A new AI model from OpenAI that uses a trial-and-error approach is starting to produce surprising results results on complex challenges. This method, previously used in gaming AIs such as AlphaGo, is now being adapted for a wider range of tasks, including language models.
DeepMind’s AlphaGo was the first AI to master a game without relying on human instructions or reading the rules. Instead, it used reinforcement learning (RL) to independently develop its understanding of Go.
This approach allowed AlphaGo to beat the European Go champion 5-0 and later beat the best human player in the world.

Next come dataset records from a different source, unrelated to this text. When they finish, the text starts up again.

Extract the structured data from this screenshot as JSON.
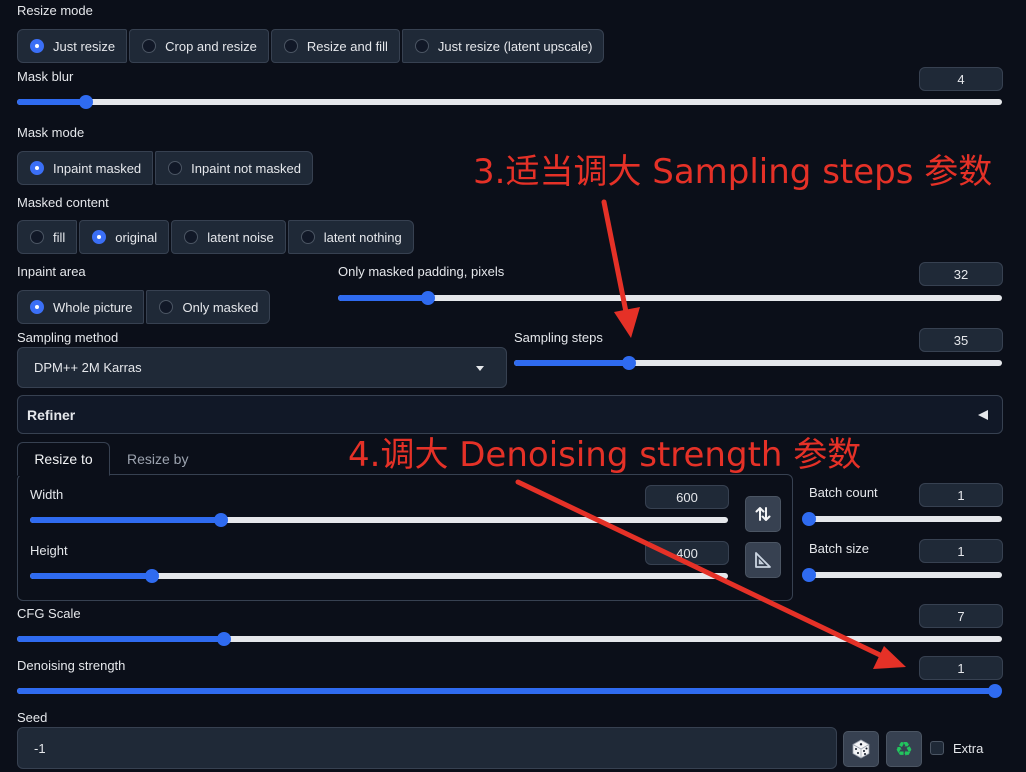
{
  "resize_mode": {
    "label": "Resize mode",
    "options": [
      "Just resize",
      "Crop and resize",
      "Resize and fill",
      "Just resize (latent upscale)"
    ],
    "selected": "Just resize"
  },
  "mask_blur": {
    "label": "Mask blur",
    "value": "4",
    "fraction": 0.07
  },
  "mask_mode": {
    "label": "Mask mode",
    "options": [
      "Inpaint masked",
      "Inpaint not masked"
    ],
    "selected": "Inpaint masked"
  },
  "masked_content": {
    "label": "Masked content",
    "options": [
      "fill",
      "original",
      "latent noise",
      "latent nothing"
    ],
    "selected": "original"
  },
  "inpaint_area": {
    "label": "Inpaint area",
    "options": [
      "Whole picture",
      "Only masked"
    ],
    "selected": "Whole picture"
  },
  "only_masked_padding": {
    "label": "Only masked padding, pixels",
    "value": "32",
    "fraction": 0.135
  },
  "sampling_method": {
    "label": "Sampling method",
    "value": "DPM++ 2M Karras"
  },
  "sampling_steps": {
    "label": "Sampling steps",
    "value": "35",
    "fraction": 0.235
  },
  "refiner": {
    "label": "Refiner"
  },
  "resize_tabs": {
    "tabs": [
      "Resize to",
      "Resize by"
    ],
    "active": "Resize to"
  },
  "width": {
    "label": "Width",
    "value": "600",
    "fraction": 0.273
  },
  "height": {
    "label": "Height",
    "value": "400",
    "fraction": 0.175
  },
  "batch_count": {
    "label": "Batch count",
    "value": "1",
    "fraction": 0.0
  },
  "batch_size": {
    "label": "Batch size",
    "value": "1",
    "fraction": 0.0
  },
  "cfg_scale": {
    "label": "CFG Scale",
    "value": "7",
    "fraction": 0.21
  },
  "denoising_strength": {
    "label": "Denoising strength",
    "value": "1",
    "fraction": 1.0
  },
  "seed": {
    "label": "Seed",
    "value": "-1",
    "extra_label": "Extra"
  },
  "annotations": {
    "step3": "3.适当调大 Sampling steps 参数",
    "step4": "4.调大 Denoising strength 参数"
  },
  "icons": {
    "swap": "swap-arrows-icon",
    "aspect": "triangle-ruler-icon",
    "dice": "dice-icon",
    "recycle": "recycle-icon"
  },
  "colors": {
    "accent": "#2f6bf0",
    "annotation": "#e53127",
    "background": "#0b0f19"
  }
}
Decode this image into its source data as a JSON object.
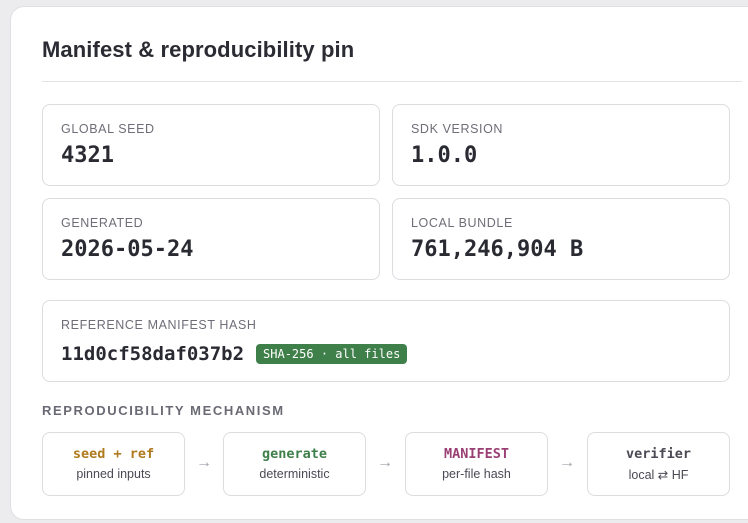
{
  "panel": {
    "title": "Manifest & reproducibility pin"
  },
  "stats": {
    "global_seed": {
      "label": "GLOBAL SEED",
      "value": "4321"
    },
    "sdk_version": {
      "label": "SDK VERSION",
      "value": "1.0.0"
    },
    "generated": {
      "label": "GENERATED",
      "value": "2026-05-24"
    },
    "local_bundle": {
      "label": "LOCAL BUNDLE",
      "value": "761,246,904 B"
    }
  },
  "manifest_hash": {
    "label": "REFERENCE MANIFEST HASH",
    "value": "11d0cf58daf037b2",
    "badge": "SHA-256 · all files",
    "badge_color": "#3e7f4a"
  },
  "mechanism": {
    "title": "REPRODUCIBILITY MECHANISM",
    "arrow": "→",
    "steps": [
      {
        "code": "seed + ref",
        "sub": "pinned inputs",
        "color": "#b07a1e"
      },
      {
        "code": "generate",
        "sub": "deterministic",
        "color": "#3e7f4a"
      },
      {
        "code": "MANIFEST",
        "sub": "per-file hash",
        "color": "#9a3f74"
      },
      {
        "code": "verifier",
        "sub": "local ⇄ HF",
        "color": "#4a4a55"
      }
    ]
  }
}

OpenAI’s latest model, o1, produces remarkable results on similarly complex problems. Like AlphaGo, o1 forms its own understanding of problem spaces through trial and error, without relying on human input.
This makes it the first major language model (LLM) to create its own highly efficient, AlphaGo-like interpretation of problem solving.
This method allows the AI to tackle previously unsolvable challenges by learning from real-world interactions, rather than being limited to language-based input. As a result, AI will be able to solve increasingly complex problems that were previously beyond its reach.
While o1 has many similarities to previous models, the main difference lies in the addition of ‘think time’ before responding to a question.
During this phase, o1 generates a ‘thought chain’ where the reasoning is carefully considered and justified before arriving at a solution.
Experts suggest that this new learning approach will result in AI exhibiting behavior that appears unusual or unpredictable, driven by its own unique logic. By doing this, AI could discover new knowledge and methods that are beyond human understanding. The future is already beginning to unfold.